Friday, November 17, 2006

Chatter, Time-outs, and Prairie Writer's Day

Let's face it. We writers value our quiet time. In this space we commune with our muse and discover our stories.

If we're lucky enough to find ways to cut the chatter long enough to do so.

During the months following E's aneurysm rupture, I struggled with so much chatter I was too emotionally exhausted to return phone calls let alone form a coherent sentence. I remember suffering a tremendous amount of guilt preferring Gilligan's Island reruns to something with substance, and waiting for friends and relatives to call me instead of initiating anything.

Looking back on that time now, I'm not surprised I had trouble. My brain was on overload. Much of the chatter I lived with arose from my fear of not knowing who E would be after she recovered, my grief at finding our family in that place, and my anger that such a thing could happen to me, to us, and to E, who'd come into the world with so many challenges ahead of her.

Through trial and error, I discovered ways to reduce the chatter long enough to leverage the alone time I needed to channel my muse. Vermont College was a catalyst for change. So were my advisers, Ellen Levine, Sharon Darrow, Jane Resh Thomas, Tim Wynne-Jones, and my classmates, the MVPs. Their patience and support shepherded me through dark months when I seriously questioned my decision to pursue an MFA in writing for children while guiding E through her recovery.

Fortunately, I discovered what works for me. Unfortunately, the quiet place where my muse resides very often brings me face to face with the fears that built up the chatter in the first place.

Thankfully, I've learned ways to summon the strength needed to banish my fears long enough for my characters to step forward so that I might tell their stories. The tools I've collected in my writer's toolbox don't always work. However, on good days, my characters enter the stage of my story ready to work, and my biggest challenge as their lives unfold like a movie is typing fast enough to keep up with them.

The good days are the reason I write through the dark times. Muscling through when every sentence sounds like crap is part of my process. So is muzzling my inner critic if at all possible when I do so.

I muscle through the dark days because the payoff is worth it. Light exists on the other side. As does a paragraph, page or chapter that sings.

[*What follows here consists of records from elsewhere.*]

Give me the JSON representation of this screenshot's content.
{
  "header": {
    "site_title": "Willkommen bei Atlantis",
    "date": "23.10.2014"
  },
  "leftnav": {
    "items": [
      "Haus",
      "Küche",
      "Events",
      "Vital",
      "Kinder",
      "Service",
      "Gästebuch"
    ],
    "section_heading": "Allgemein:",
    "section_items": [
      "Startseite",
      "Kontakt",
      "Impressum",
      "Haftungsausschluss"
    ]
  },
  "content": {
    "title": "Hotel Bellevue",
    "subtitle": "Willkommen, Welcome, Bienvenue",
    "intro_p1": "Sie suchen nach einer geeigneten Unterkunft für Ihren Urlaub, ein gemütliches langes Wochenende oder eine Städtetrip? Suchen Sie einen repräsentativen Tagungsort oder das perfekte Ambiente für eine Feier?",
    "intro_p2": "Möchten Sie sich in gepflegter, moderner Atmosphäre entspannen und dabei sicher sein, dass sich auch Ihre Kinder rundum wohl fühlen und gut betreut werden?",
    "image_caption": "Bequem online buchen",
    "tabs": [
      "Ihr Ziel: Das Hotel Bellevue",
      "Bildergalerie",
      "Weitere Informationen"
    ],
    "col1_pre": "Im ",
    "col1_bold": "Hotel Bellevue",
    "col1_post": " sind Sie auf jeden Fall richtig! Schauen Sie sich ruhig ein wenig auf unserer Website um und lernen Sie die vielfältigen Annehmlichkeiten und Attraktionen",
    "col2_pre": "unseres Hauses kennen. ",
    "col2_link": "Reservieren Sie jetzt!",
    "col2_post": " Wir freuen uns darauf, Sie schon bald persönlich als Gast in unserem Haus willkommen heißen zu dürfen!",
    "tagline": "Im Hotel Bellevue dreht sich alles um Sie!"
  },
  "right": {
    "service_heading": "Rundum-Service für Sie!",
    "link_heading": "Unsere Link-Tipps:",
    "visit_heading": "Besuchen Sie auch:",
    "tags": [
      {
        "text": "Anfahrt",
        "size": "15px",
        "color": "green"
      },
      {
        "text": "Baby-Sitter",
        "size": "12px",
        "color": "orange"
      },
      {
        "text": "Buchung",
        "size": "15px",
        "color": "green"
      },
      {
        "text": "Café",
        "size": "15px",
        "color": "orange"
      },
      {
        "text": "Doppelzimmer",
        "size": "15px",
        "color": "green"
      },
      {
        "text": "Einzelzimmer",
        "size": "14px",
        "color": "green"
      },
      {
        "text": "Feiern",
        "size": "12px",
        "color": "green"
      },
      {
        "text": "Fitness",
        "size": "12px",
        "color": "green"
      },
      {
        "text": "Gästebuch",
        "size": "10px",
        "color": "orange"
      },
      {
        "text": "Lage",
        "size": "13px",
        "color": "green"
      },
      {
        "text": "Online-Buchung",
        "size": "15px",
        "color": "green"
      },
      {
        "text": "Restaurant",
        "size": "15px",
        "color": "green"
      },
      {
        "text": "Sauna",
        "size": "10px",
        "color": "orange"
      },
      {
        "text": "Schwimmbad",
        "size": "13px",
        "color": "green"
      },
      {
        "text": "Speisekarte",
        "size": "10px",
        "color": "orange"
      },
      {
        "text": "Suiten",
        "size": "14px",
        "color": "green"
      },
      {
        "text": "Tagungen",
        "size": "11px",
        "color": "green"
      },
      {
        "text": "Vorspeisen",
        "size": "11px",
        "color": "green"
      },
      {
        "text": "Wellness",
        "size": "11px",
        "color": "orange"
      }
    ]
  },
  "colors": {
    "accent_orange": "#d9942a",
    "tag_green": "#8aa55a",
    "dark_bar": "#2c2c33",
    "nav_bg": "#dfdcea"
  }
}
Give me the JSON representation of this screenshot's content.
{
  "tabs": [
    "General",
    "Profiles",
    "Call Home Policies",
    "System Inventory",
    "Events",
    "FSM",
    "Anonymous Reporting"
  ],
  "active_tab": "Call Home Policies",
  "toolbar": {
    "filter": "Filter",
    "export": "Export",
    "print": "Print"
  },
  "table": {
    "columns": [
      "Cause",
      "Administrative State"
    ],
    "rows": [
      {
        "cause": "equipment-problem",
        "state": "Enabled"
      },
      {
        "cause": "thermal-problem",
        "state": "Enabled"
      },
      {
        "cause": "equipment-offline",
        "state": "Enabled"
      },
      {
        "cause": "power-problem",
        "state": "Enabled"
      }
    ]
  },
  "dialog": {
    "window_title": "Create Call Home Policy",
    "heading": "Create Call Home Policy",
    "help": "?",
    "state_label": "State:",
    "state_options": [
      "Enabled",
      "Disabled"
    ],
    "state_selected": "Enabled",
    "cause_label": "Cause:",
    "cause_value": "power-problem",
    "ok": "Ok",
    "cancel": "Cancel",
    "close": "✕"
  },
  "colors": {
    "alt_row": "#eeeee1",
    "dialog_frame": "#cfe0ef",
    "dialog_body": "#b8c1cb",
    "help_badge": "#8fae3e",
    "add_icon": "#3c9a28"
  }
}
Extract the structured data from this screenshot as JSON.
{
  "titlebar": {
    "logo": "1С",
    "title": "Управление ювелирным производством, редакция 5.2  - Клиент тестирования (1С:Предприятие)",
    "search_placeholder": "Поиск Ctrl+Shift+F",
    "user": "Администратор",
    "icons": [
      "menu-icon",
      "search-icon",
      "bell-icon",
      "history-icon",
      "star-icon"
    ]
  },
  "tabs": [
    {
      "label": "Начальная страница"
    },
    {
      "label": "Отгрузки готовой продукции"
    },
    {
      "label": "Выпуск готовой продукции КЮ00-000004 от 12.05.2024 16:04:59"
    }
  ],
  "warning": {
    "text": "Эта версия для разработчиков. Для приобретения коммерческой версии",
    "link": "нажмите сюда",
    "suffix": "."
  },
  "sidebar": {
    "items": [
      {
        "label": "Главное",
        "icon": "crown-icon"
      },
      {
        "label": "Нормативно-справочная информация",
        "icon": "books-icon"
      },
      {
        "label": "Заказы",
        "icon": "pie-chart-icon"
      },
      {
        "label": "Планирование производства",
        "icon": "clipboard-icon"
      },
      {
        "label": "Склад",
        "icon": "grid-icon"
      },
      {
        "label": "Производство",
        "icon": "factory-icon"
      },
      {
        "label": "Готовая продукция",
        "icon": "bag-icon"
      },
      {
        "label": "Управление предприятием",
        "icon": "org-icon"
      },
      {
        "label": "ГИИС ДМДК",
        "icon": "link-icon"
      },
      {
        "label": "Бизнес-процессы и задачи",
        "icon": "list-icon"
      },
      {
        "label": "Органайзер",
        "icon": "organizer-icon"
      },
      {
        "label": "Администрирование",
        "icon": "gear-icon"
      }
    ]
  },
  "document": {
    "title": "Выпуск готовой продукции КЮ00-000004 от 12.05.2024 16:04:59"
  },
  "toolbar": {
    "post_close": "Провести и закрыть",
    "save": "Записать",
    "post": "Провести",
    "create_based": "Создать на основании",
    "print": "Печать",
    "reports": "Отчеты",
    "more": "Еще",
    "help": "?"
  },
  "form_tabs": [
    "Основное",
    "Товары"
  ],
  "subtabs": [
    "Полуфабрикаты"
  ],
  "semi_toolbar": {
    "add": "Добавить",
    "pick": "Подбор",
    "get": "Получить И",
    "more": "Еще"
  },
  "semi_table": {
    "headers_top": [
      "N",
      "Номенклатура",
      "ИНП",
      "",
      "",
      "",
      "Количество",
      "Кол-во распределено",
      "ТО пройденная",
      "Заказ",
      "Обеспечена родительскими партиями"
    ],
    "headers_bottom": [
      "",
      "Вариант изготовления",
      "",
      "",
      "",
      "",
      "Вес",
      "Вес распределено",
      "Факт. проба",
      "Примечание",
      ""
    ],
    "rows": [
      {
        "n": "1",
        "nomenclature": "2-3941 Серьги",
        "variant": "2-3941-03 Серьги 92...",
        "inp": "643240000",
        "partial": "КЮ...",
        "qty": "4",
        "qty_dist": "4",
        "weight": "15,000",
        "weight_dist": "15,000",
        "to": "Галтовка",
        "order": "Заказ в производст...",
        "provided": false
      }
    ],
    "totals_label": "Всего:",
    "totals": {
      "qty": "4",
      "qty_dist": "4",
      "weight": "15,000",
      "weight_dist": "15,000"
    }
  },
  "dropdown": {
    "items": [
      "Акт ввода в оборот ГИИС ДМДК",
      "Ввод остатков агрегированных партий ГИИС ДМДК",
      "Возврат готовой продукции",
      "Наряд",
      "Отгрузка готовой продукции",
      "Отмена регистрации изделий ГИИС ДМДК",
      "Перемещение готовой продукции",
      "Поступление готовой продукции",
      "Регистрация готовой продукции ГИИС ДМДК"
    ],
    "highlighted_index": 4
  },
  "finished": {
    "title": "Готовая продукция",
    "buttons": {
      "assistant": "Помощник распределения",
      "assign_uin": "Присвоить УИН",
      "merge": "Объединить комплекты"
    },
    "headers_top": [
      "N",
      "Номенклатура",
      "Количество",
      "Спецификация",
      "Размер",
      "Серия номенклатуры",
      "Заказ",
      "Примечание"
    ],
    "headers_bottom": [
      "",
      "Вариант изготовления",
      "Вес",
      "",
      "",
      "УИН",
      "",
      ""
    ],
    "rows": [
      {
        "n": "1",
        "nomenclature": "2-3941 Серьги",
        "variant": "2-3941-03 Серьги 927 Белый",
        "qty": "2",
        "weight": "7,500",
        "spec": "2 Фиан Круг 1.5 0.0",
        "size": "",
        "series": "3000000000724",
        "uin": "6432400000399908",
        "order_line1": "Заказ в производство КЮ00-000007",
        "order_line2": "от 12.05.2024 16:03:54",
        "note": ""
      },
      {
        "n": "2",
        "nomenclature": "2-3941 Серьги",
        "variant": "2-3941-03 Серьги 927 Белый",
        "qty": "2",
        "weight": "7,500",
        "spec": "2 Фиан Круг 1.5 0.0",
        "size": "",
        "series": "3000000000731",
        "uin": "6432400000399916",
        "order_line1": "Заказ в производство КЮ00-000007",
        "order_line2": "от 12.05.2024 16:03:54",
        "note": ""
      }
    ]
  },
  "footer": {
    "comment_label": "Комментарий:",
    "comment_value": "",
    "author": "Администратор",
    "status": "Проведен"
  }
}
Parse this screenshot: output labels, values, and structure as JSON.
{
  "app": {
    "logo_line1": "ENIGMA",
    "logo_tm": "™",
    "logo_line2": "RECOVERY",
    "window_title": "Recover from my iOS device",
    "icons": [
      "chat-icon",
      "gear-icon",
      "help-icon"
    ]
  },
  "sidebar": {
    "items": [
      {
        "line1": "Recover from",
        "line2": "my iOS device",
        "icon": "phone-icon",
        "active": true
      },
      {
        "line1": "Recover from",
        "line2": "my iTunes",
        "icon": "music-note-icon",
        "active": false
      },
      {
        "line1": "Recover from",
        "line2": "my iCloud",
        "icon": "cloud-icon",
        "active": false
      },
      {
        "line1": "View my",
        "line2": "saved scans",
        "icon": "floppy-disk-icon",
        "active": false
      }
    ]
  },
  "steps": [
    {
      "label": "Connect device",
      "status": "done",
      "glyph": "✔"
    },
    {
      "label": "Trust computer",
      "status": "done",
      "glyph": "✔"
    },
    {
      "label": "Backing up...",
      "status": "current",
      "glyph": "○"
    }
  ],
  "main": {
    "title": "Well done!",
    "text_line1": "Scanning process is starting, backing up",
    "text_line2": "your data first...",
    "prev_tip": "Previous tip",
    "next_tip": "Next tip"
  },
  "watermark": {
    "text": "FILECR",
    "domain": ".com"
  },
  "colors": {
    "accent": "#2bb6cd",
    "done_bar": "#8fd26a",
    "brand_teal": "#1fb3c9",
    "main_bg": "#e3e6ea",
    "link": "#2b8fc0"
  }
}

Let the dishes call. Let my daughters dig through the laundry baskets for clean underwear and socks. Instead of giving in the siren's call of leaving my chair to do anything else but writing, I dig in my heels. I slog through the shit. I keep writing. Unless my kids run into the room screaming about blood or fire. Or my characters start acting out of character.

When my characters grow grandiose, petulant, close-mouthed--you name it, they need space. And I need space.

I give myself permission to shut my laptop. I might write in a notebook instead. Or write outside or in a cafe. If that doesn't work. I find something else to do...reading, research, another project. Anything to give my story breathing space. I've found that even in that space, my muse is still writing, working out character arcs, sorting out events.

Last weekend's Prairie Writer's Day provided my story the perfect simmer time because, quite frankly, nothing quite inspires my muse the way a roomful of writers does.

I know I've talked about many of these reasons in previous posts, but they're so powerful for me, they deserve repeating.

With fellow writers:
* you don't need to explain why you're not published yet.
* you don't need to explain why you keep submitting in the face of rejections.
* you don't need to explain why your idea of a good time is cruising a bookstore for the latest titles
* you don't need to justify the high you get after writing the perfect opening line.
* you don't need to explain why writing the book one time through doesn't mean it's ready for an editor.
* you don't need to explain that wherever you are in the process, you don't need to rush it. Where you are is right for you.

With fellow writers, you need only be yourself.

1 comment:

Kelly Polark said...

I love your last paragraph....only writers understand the life of a writer! So true! I was at Prairie Writer's Day as well, an amazing day!